MTV, under the banner of MTV Studios, has begun to pick through its 35-year archives of youth-centric content (The Real World, Aeon Flux, Made) to re-imagine its shows for non-Viacom platforms. In addition to tapping its library, MTV will produce new shows, starting with The Valley, about a group of friends growing up in the Mexican border town of Nogales, TX.
Viacom CEO Bob Bakish talked about the initiative during the company’s second quarter earnings call.
“We’re already mining our libraries of IP to create long-form episodic content that might not fit our linear brands today but could work for others,” Bakish told investors. “For example, there is a lot of interest from SVOD partners in licensing library properties from MTV and Nickelodeon IP for brand-new interpretation.”

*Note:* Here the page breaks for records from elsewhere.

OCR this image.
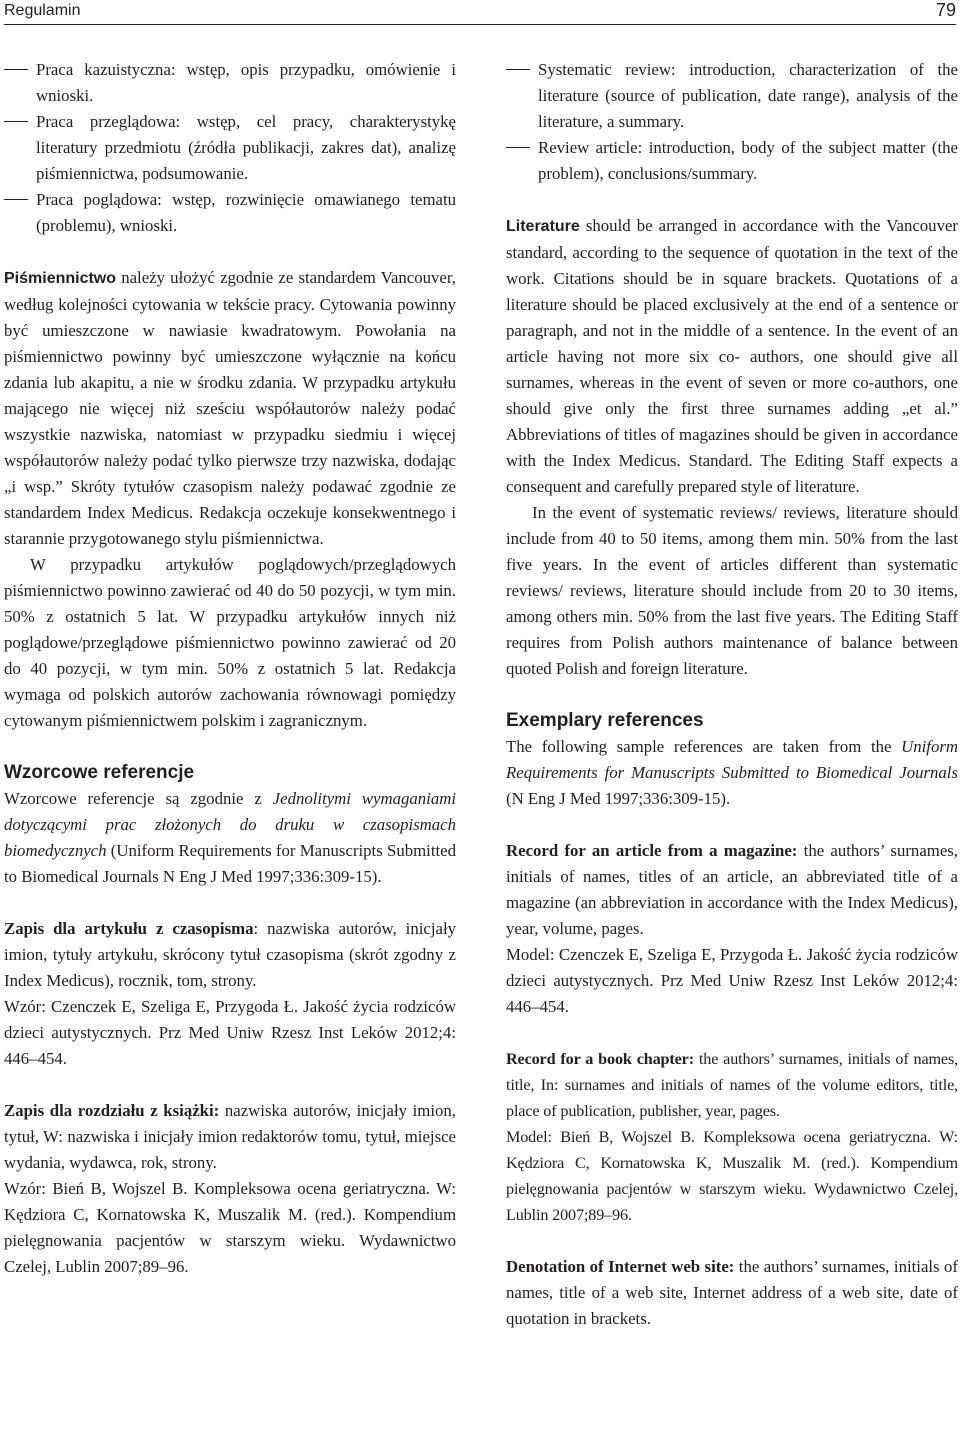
Regulamin	79

Praca kazuistyczna: wstęp, opis przypadku, omówienie i wnioski.

Praca przeglądowa: wstęp, cel pracy, charakterystykę literatury przedmiotu (źródła publikacji, zakres dat), analizę piśmiennictwa, podsumowanie.

Praca poglądowa: wstęp, rozwinięcie omawianego tematu (problemu), wnioski.

Piśmiennictwo należy ułożyć zgodnie ze standardem Vancouver, według kolejności cytowania w tekście pracy. Cytowania powinny być umieszczone w nawiasie kwadratowym. Powołania na piśmiennictwo powinny być umieszczone wyłącznie na końcu zdania lub akapitu, a nie w środku zdania. W przypadku artykułu mającego nie więcej niż sześciu współautorów należy podać wszystkie nazwiska, natomiast w przypadku siedmiu i więcej współautorów należy podać tylko pierwsze trzy nazwiska, dodając „i wsp.” Skróty tytułów czasopism należy podawać zgodnie ze standardem Index Medicus. Redakcja oczekuje konsekwentnego i starannie przygotowanego stylu piśmiennictwa.

W przypadku artykułów poglądowych/przeglądowych piśmiennictwo powinno zawierać od 40 do 50 pozycji, w tym min. 50% z ostatnich 5 lat. W przypadku artykułów innych niż poglądowe/przeglądowe piśmiennictwo powinno zawierać od 20 do 40 pozycji, w tym min. 50% z ostatnich 5 lat. Redakcja wymaga od polskich autorów zachowania równowagi pomiędzy cytowanym piśmiennictwem polskim i zagranicznym.

Wzorcowe referencje

Wzorcowe referencje są zgodnie z Jednolitymi wymaganiami dotyczącymi prac złożonych do druku w czasopismach biomedycznych (Uniform Requirements for Manuscripts Submitted to Biomedical Journals N Eng J Med 1997;336:309-15).

Zapis dla artykułu z czasopisma: nazwiska autorów, inicjały imion, tytuły artykułu, skrócony tytuł czasopisma (skrót zgodny z Index Medicus), rocznik, tom, strony.

Wzór: Czenczek E, Szeliga E, Przygoda Ł. Jakość życia rodziców dzieci autystycznych. Prz Med Uniw Rzesz Inst Leków 2012;4: 446–454.

Zapis dla rozdziału z książki: nazwiska autorów, inicjały imion, tytuł, W: nazwiska i inicjały imion redaktorów tomu, tytuł, miejsce wydania, wydawca, rok, strony.

Wzór: Bień B, Wojszel B. Kompleksowa ocena geriatryczna. W: Kędziora C, Kornatowska K, Muszalik M. (red.). Kompendium pielęgnowania pacjentów w starszym wieku. Wydawnictwo Czelej, Lublin 2007;89–96.

Systematic review: introduction, characterization of the literature (source of publication, date range), analysis of the literature, a summary.

Review article: introduction, body of the subject matter (the problem), conclusions/summary.

Literature should be arranged in accordance with the Vancouver standard, according to the sequence of quotation in the text of the work. Citations should be in square brackets. Quotations of a literature should be placed exclusively at the end of a sentence or paragraph, and not in the middle of a sentence. In the event of an article having not more six co- authors, one should give all surnames, whereas in the event of seven or more co-authors, one should give only the first three surnames adding „et al.” Abbreviations of titles of magazines should be given in accordance with the Index Medicus. Standard. The Editing Staff expects a consequent and carefully prepared style of literature.

In the event of systematic reviews/ reviews, literature should include from 40 to 50 items, among them min. 50% from the last five years. In the event of articles different than systematic reviews/ reviews, literature should include from 20 to 30 items, among others min. 50% from the last five years. The Editing Staff requires from Polish authors maintenance of balance between quoted Polish and foreign literature.

Exemplary references

The following sample references are taken from the Uniform Requirements for Manuscripts Submitted to Biomedical Journals (N Eng J Med 1997;336:309-15).

Record for an article from a magazine: the authors’ surnames, initials of names, titles of an article, an abbreviated title of a magazine (an abbreviation in accordance with the Index Medicus), year, volume, pages.

Model: Czenczek E, Szeliga E, Przygoda Ł. Jakość życia rodziców dzieci autystycznych. Prz Med Uniw Rzesz Inst Leków 2012;4: 446–454.

Record for a book chapter: the authors’ surnames, initials of names, title, In: surnames and initials of names of the volume editors, title, place of publication, publisher, year, pages.

Model: Bień B, Wojszel B. Kompleksowa ocena geriatryczna. W: Kędziora C, Kornatowska K, Muszalik M. (red.). Kompendium pielęgnowania pacjentów w starszym wieku. Wydawnictwo Czelej, Lublin 2007;89–96.

Denotation of Internet web site: the authors’ surnames, initials of names, title of a web site, Internet address of a web site, date of quotation in brackets.
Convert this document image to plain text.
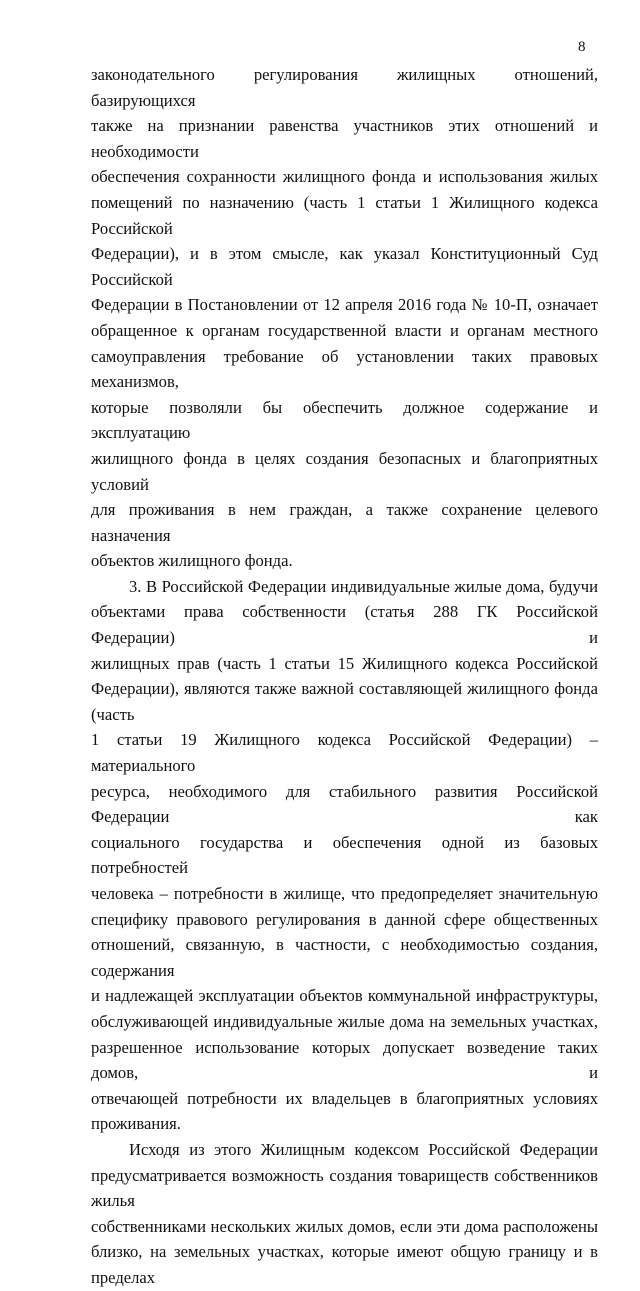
8

законодательного регулирования жилищных отношений, базирующихся
также на признании равенства участников этих отношений и необходимости
обеспечения сохранности жилищного фонда и использования жилых
помещений по назначению (часть 1 статьи 1 Жилищного кодекса Российской
Федерации), и в этом смысле, как указал Конституционный Суд Российской
Федерации в Постановлении от 12 апреля 2016 года № 10-П, означает
обращенное к органам государственной власти и органам местного
самоуправления требование об установлении таких правовых механизмов,
которые позволяли бы обеспечить должное содержание и эксплуатацию
жилищного фонда в целях создания безопасных и благоприятных условий
для проживания в нем граждан, а также сохранение целевого назначения
объектов жилищного фонда.

3. В Российской Федерации индивидуальные жилые дома, будучи
объектами права собственности (статья 288 ГК Российской Федерации) и
жилищных прав (часть 1 статьи 15 Жилищного кодекса Российской
Федерации), являются также важной составляющей жилищного фонда (часть
1 статьи 19 Жилищного кодекса Российской Федерации) – материального
ресурса, необходимого для стабильного развития Российской Федерации как
социального государства и обеспечения одной из базовых потребностей
человека – потребности в жилище, что предопределяет значительную
специфику правового регулирования в данной сфере общественных
отношений, связанную, в частности, с необходимостью создания, содержания
и надлежащей эксплуатации объектов коммунальной инфраструктуры,
обслуживающей индивидуальные жилые дома на земельных участках,
разрешенное использование которых допускает возведение таких домов, и
отвечающей потребности их владельцев в благоприятных условиях
проживания.

Исходя из этого Жилищным кодексом Российской Федерации
предусматривается возможность создания товариществ собственников жилья
собственниками нескольких жилых домов, если эти дома расположены
близко, на земельных участках, которые имеют общую границу и в пределах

The strategy is a risky one for Viacom, because these digital platforms compete for viewers with its cable TV networks. But media company needs to identify new ways to make money at a time when advertising revenue and fees from pay TV operators have stagnated.
A CBS-led rescue doesn’t appear to be in the immediate future. Efforts by Viacom’s controlling shareholder, Shari Redstone, to merge the media company with its broadcast sibling have become mired in a court battle. CBS sued Redstone in an attempt to minimize her control over the company and kill the merger.
Viacom has been branching out into third-party content production for some time. Paramount Television, a production arm of the Paramount Pictures film studio, quietly built a $400 million-a-year business from scratch on the strength of such content as Netflix’s 13 Reasons Why and USA Network’s Shooter.
The international arm, Viacom International Studios, brought together its wholly owned Argentinian broadcaster Telefe and majority-owned Brazilian comedy brand Porta dos Fundos with Viacom’s Miami-based production operations to create global content.
“Building on the success of Paramount Television and Telefe’s quickly growing production business, we’re going to much more aggressively tap into the huge demand for content and unlock more of our IP,” Bakish said on the recent earnings call.
Pinky Malinky follows the title character, a hotdog living in a human world, who — along with his two best friends — made his first appearance on Nickelodeon in 2016. At the time, the character had an active social-media presence. The show uses the tropes of a mockumentary and reality show format, with Pinky and his friends will talk directly to the camera and the audience to share their silly take on real life.
Netflix confirmed the animated comedy would come to Netflix later this summer.